Chemo-free anti-ERBB2 therapy viable in ERBB2-positive MBC

In the treatment of ERBB2-positive metastatic breast cancer (MBC), the use of pertuzumab plus trastuzumab alone in the first-line setting and delaying chemotherapy may be a reasonable option for some patients, with the treatment strategy not compromising overall survival (OS) despite a much shorter progression-free survival (PFS), as shown in a study.

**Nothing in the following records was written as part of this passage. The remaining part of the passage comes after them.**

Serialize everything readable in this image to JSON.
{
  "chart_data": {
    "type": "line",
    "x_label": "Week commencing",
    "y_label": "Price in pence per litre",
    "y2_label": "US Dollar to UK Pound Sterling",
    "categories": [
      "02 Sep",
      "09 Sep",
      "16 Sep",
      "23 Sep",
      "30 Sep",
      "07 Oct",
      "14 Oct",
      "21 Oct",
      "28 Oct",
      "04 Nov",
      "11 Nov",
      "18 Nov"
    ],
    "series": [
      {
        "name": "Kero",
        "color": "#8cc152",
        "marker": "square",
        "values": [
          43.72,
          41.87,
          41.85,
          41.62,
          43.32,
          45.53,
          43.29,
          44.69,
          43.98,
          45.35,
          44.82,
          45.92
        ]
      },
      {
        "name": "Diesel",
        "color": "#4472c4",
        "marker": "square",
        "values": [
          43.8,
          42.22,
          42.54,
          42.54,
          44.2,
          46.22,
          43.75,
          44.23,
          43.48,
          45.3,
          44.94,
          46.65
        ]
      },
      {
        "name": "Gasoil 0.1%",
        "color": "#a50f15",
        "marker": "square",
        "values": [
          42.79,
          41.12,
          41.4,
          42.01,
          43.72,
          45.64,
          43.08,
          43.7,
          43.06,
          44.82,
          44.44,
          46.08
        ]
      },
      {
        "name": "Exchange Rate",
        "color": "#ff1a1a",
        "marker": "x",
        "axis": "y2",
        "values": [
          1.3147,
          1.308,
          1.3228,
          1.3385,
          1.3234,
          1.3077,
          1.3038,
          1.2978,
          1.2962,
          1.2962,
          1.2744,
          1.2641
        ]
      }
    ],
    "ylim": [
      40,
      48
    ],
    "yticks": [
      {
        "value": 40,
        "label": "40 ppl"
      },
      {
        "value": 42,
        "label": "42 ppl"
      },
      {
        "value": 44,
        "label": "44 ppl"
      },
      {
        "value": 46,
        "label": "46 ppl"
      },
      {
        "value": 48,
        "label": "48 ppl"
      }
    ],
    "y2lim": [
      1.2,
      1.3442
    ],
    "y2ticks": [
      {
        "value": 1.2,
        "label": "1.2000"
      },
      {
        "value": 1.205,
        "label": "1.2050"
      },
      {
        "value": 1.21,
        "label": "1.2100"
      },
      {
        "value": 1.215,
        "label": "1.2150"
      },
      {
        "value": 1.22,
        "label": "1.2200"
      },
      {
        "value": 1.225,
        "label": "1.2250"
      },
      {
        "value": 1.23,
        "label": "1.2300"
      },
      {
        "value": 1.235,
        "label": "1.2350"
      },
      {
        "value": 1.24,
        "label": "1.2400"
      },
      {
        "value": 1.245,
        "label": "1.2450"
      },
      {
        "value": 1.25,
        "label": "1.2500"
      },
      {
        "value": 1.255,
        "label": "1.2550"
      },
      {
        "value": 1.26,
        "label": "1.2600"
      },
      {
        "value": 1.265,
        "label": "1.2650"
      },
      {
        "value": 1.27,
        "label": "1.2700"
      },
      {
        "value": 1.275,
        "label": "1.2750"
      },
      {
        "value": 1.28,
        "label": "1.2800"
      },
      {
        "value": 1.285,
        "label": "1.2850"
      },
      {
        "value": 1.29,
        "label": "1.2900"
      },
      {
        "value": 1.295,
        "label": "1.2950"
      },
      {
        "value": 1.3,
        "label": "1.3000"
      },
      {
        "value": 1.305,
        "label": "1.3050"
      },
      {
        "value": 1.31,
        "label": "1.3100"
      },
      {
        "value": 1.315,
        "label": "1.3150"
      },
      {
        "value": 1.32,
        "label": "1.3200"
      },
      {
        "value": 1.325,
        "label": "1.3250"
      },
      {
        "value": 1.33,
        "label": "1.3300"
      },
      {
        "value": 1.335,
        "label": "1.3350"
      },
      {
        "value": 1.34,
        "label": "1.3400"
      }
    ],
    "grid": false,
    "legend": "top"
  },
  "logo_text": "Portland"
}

For the study, researchers conducted a secondary analysis of a multicentre, open-label, phase II trial, wherein patients with MBC were randomly assigned to receive first-line pertuzumab (840 mg intravenously [IV], then 420 mg IV every 3 weeks) plus trastuzumab (8 mg/kg IV, then 6 mg/kg IV every 3 weeks) alone (group A) or with chemotherapy (group B) followed by trastuzumab and emtansine at progression.

The chemotherapy used in group B was either paclitaxel (90 mg/m² for days 1, 8, and 15, then every 4 weeks for ≥4 months) or vinorelbine tartrate (25 mg/m² for first administration, followed by 30 mg/m² on days 1 and 8 and every 3 weeks for ≥4 months).

The current analysis included 210 patients (median age 58 years) with centrally confirmed ERBB2-positive MBC. At 24 months, OS rates did not significantly differ between groups A and B (79.0 percent, 90 percent confidence interval [CI], 71.4–85.4 vs 78.1 percent, 90 percent CI, 70.4–84.5, respectively).

However, the median PFS was significantly shorter in group A with only 8.4 months relative to 23.3 months in group B.

Of note, OS and PFS showed no significant difference between populations with ERBB2-enriched and ERBB2-nonenriched cancer.

In terms of safety, adverse events were less frequent in group A, with quality of life improving slightly from baseline in group A and remaining stable in group B.